Other sources also agree it's task scheduler listening on TCP port 1025, for instance http://snakefoot.fateback.com/tweak/winnt/service/stuv.html . If you google for "xp listening 1025" you'll find more sources confirming this.

"Doug Knox MS-MVP" wrote:

> I don't see why, if he's one of these experiencing this issue, he doesn't use
>
> NETSTAT -A -B
>
> To see what program is trying to access port 1025. It may be task scheduler, but I doubt it. Probaly something that's running as a task.
>
> --
> Doug Knox, MS-MVP Windows Media Center\Windows Powered Smart Display
> Win 95/98/Me/XP Tweaks and Fixes
> http://www.dougknox.com
> --------------------------------
> Per user Group Policy Restrictions for XP Home and XP Pro
> http://www.dougknox.com/xp/utils/xp_securityconsole.htm
> --------------------------------
> Please reply only to the newsgroup so all may benefit.
> Unsolicited e-mail is not answered.
>
> "Star Fleet Admiral Q" <Star_Fleet_Admiral_Q(NO-SPAM)@(FORGET-SPAM)hotmail.com> wrote in message news:%23LGQwzrdEHA.1356@TK2MSFTNGP09.phx.gbl...
> > Question - if task scheduler is using port 1025, then why are you
> > telling everyone to block all the other ports 1024 and 1026-65535?
> > They may have other important applications running on those ports and
> > what you've told them just broke them - and yes, most people on these
> > groups are not "tech savey" so next there will be a post "My
> > such-n-such all of sudden quit working" - be mindful of your audience
> > when suggesting.
> >
> >
> > Star Fleet Admiral Q @ your service
> > --------------------------------------------------------
> > "Erwin Michiels" <ErwinMichiels@discussions.microsoft.com> wrote in
> > message news:E2B7FF8B-0FC3-47FF-A25F-03C32B19F0A1@microsoft.com...

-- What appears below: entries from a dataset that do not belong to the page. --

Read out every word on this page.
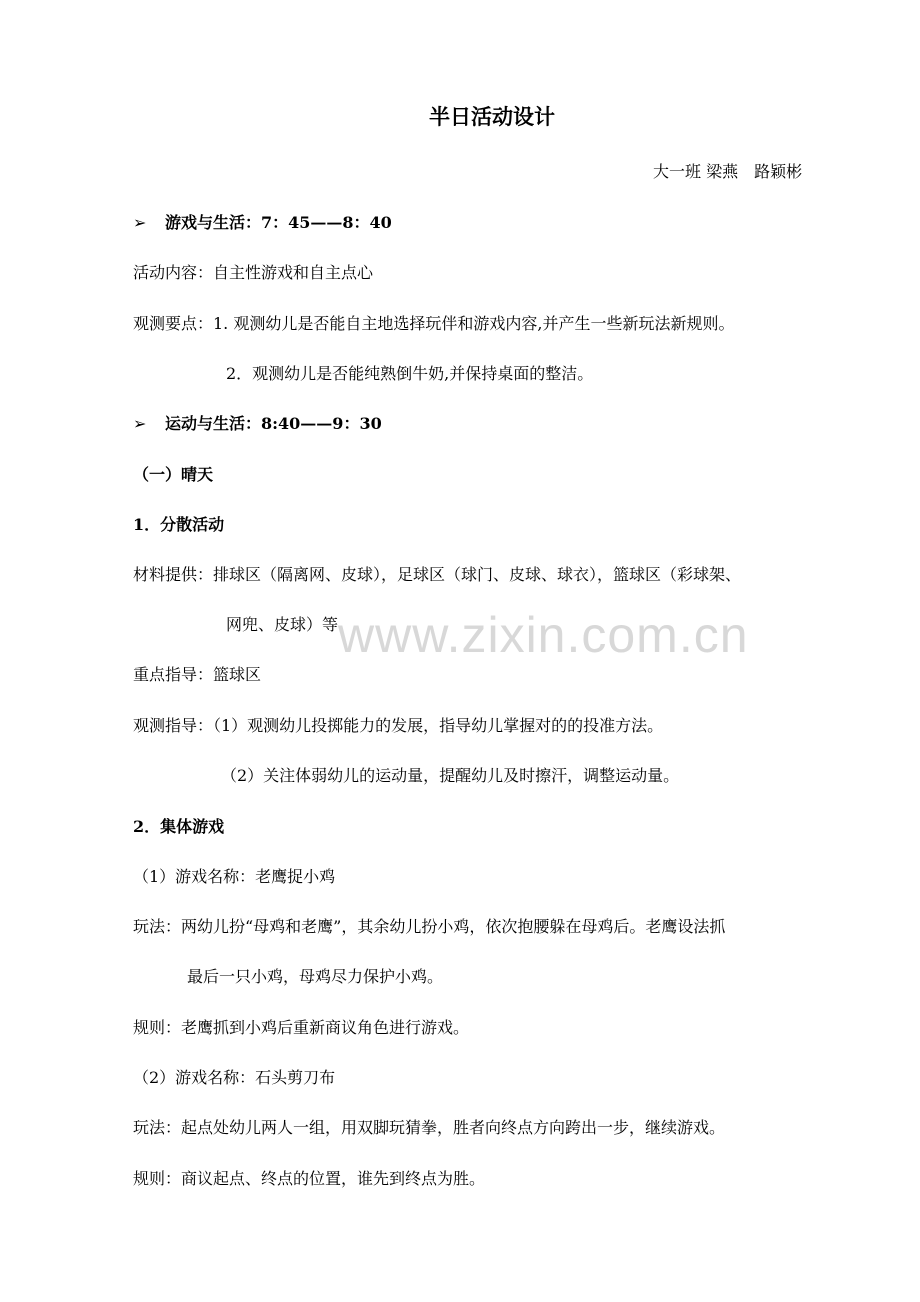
www.zixin.com.cn
半日活动设计
大一班 梁燕　路颖彬
➢ 游戏与生活：7：45——8：40
活动内容：自主性游戏和自主点心
观测要点：1. 观测幼儿是否能自主地选择玩伴和游戏内容,并产生一些新玩法新规则。
2．观测幼儿是否能纯熟倒牛奶,并保持桌面的整洁。
➢ 运动与生活：8:40——9：30
（一）晴天
1．分散活动
材料提供：排球区（隔离网、皮球），足球区（球门、皮球、球衣），篮球区（彩球架、
网兜、皮球）等
重点指导：篮球区
观测指导：（1）观测幼儿投掷能力的发展，指导幼儿掌握对的的投准方法。
（2）关注体弱幼儿的运动量，提醒幼儿及时擦汗，调整运动量。
2．集体游戏
（1）游戏名称：老鹰捉小鸡
玩法：两幼儿扮“母鸡和老鹰”，其余幼儿扮小鸡，依次抱腰躲在母鸡后。老鹰设法抓
最后一只小鸡，母鸡尽力保护小鸡。
规则：老鹰抓到小鸡后重新商议角色进行游戏。
（2）游戏名称：石头剪刀布
玩法：起点处幼儿两人一组，用双脚玩猜拳，胜者向终点方向跨出一步，继续游戏。
规则：商议起点、终点的位置，谁先到终点为胜。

> >> Many people seem to have noticed heavy traffic on port 1025. This
> > traffic is caused by the task scheduler service hosted by svchost.exe.
> > This service opens port 1025 by default. There are two ways to block
> > this traffic:
> >>
> >> 1) disable task scheduler service and reboot; be aware it is
> > possible that prefetch, system restore and bootvis won't work properly
> > anymore;
> >>
> >> 2) deny inbound traffic for svchost.exe using TCP on the local ports
> > 1024-65535; you can use a firewall like Agnitum Outpost 1.0 (freeware)
> > to configure your system this way (
> > http://www.agnitum.com/download/outpost1.html ).
> >>
> >> To exploit task scheduler listening on port 1025, you can even
> > download a tool from the net: remoxec from
> > http://www.securityfriday.com/tools/Remoxec.html . This explains
> > probably the amount of scans of port 1025.